L’accord de Gammarth entre les Libyens prévoit le retour à l’ancienne Constitution de 1963, sur la base de laquelle auront lieu les prochaines élections législatives, qui doivent avoir lieu dans un délai de deux ans. Une commission de 10 membres sera chargée de choisir un chef de gouvernement de consensus national et deux vice-chefs de gouvernement représentant chacune des deux parties. Une autre commission de 10 membres sera chargée d’amender la Constitution pour l’adapter aux nécessités de la conjoncture présente. La volonté de ne pas élire une assemblée constituante et de ne pas élaborer une nouvelle constitution est sans doute motivée par l’urgence de la situation qui a besoin d’un cadre politique immédiat mettant fin à la crise.


 


Il faudrait encore matérialiser et exécuter cette somme de bonnes intentions entre les parties belligérantes sur le terrain, c’est-à-dire sur le champ de bataille.
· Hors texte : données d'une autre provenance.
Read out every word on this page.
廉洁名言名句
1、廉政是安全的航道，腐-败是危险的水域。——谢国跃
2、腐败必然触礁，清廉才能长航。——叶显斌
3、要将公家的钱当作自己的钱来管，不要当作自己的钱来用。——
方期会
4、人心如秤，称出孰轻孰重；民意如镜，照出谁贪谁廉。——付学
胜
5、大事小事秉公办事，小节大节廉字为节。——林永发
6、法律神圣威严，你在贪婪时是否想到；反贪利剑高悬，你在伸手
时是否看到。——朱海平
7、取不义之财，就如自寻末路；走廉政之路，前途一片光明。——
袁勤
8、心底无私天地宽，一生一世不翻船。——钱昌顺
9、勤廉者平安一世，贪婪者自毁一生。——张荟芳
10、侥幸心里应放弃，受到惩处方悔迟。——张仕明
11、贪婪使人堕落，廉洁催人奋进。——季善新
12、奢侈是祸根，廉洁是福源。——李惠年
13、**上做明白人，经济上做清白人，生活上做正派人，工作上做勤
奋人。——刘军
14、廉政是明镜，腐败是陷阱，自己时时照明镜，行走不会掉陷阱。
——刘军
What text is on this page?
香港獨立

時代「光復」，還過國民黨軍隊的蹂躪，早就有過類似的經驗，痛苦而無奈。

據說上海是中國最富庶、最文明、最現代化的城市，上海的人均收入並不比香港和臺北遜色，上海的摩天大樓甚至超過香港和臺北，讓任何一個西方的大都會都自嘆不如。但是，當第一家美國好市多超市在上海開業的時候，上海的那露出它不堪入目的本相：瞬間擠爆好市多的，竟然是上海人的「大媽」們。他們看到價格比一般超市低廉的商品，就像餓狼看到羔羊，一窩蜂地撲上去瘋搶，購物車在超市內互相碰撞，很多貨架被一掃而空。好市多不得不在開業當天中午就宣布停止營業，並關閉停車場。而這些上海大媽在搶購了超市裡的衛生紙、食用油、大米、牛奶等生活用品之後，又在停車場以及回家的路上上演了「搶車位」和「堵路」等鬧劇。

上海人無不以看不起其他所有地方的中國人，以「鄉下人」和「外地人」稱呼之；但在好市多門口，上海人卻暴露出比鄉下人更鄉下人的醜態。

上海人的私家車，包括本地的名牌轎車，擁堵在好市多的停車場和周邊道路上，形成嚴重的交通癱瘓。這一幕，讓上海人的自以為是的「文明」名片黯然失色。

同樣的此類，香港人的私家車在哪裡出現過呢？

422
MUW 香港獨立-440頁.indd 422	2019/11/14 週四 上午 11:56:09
Est-ce que les innombrables milices anarchiquement autonomes peuvent être réceptives au contenu de l’accord et au compromis qu’il implique ? Le caractère tribal du pays prédispose-t-il des populations ethniquement hétéroclites et une classe politique encore immature à accepter une paix raisonnable, négociée et équilibrée ? Nul ne peut le prédire avec certitude.